## Regularization

Regularization is a technique used in machine learning to reduce overfitting. Overfitting occurs when a model learns the training data too well and is unable to generalize to new data.

There are mainly three types of regularization: `Lasso`, `Ridge` and `Elastic Net`.

### Lasso Regression
lasso regression, also known as Least Absolute Shrinkage and Selection Operator, is a type of regularization that penalizes the L1 norm of the coefficients. The L1 norm is the sum of the absolute values of the coefficients. This penalization forces the model to shrink the coefficients towards zero, which can lead to some coefficients towards zero, which can lead to some coefficients being set to zero exaactly. This feature selection capability of Lasso regression makes it a powerful tool for variable selection.


In [None]:
#In Python, Lasso formula:

Lasso(B) = sum((vi - x.T*B)^2) + lambda * sum(abs(Bj))

where:

1. `B` is the vector of coefficients.
2. `vi` is the target variable for the i-th observation.
3. `x.T*B` is the predicted target variable for the i-th observation, given the coefficients vector B.
4. `lambda` is the regularization parameter.

### Ridge Regression
Ridge regression penalizes the L2 norm of the coefficients.

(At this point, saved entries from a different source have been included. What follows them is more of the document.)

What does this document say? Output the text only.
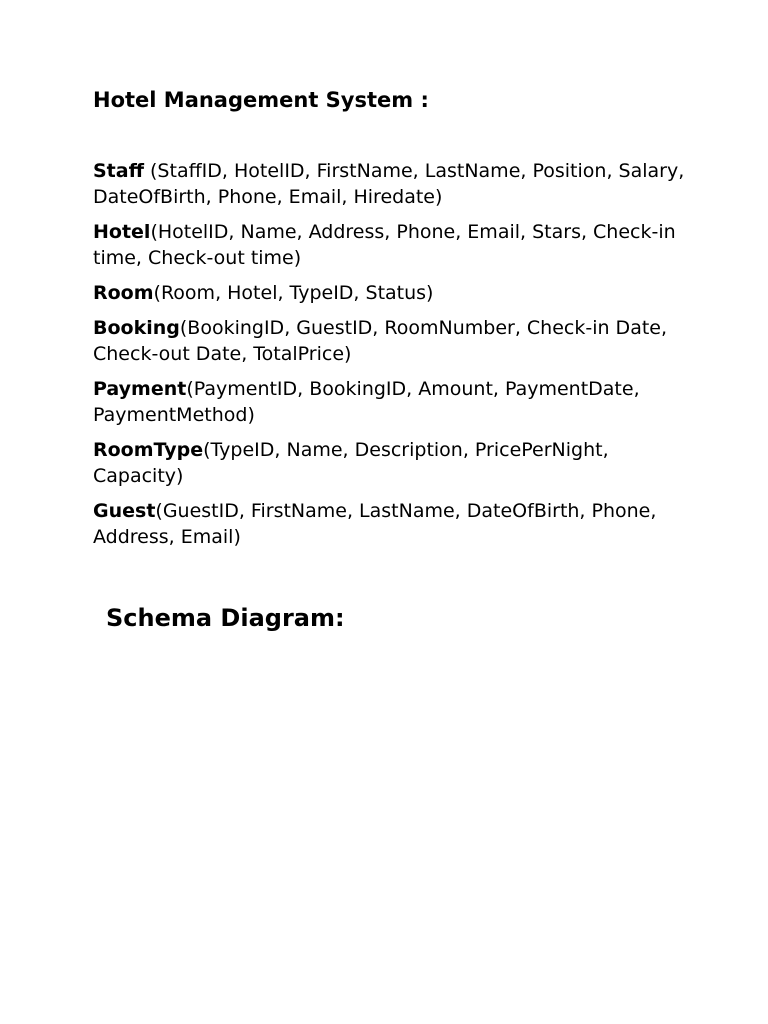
Hotel Management System :
Staff (StaffID, HotelID, FirstName, LastName, Position, Salary, DateOfBirth, Phone, Email, Hiredate)
Hotel(HotelID, Name, Address, Phone, Email, Stars, Check-in time, Check-out time)
Room(Room, Hotel, TypeID, Status)
Booking(BookingID, GuestID, RoomNumber, Check-in Date, Check-out Date, TotalPrice)
Payment(PaymentID, BookingID, Amount, PaymentDate, PaymentMethod)
RoomType(TypeID, Name, Description, PricePerNight, Capacity)
Guest(GuestID, FirstName, LastName, DateOfBirth, Phone, Address, Email)
Schema Diagram:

The L2 norm is the square root of the sum of the squared coefficients. This penalization shrinks the coefficients towards zero, but it does not set any coefficients to zero exactly. This makes Ridge regression a more robust regularization technique than Lasso regression, but it is not as effective for variable selection.

In [None]:
#In Python, Ridge formula:

Lasso(B) = sum((vi - x.T*B)^2) + lambda * sum(Bj**2)

where:

1. `B` is the vector of coefficients.
2. `vi` is the target variable for the i-th observation.
3. `x.T*B` is the predicted target variable for the i-th observation, given the coefficients vector B.
4. `lambda` is the regularization parameter.

The Ridge formula is similar to the Lasso formula, except that the regularization penalty is the L2 norm of the coefficients, rather than the L1 norm. This means that the Ridge model will shrink the coefficients towards zero, but it will not set any coefficients to zero exactly.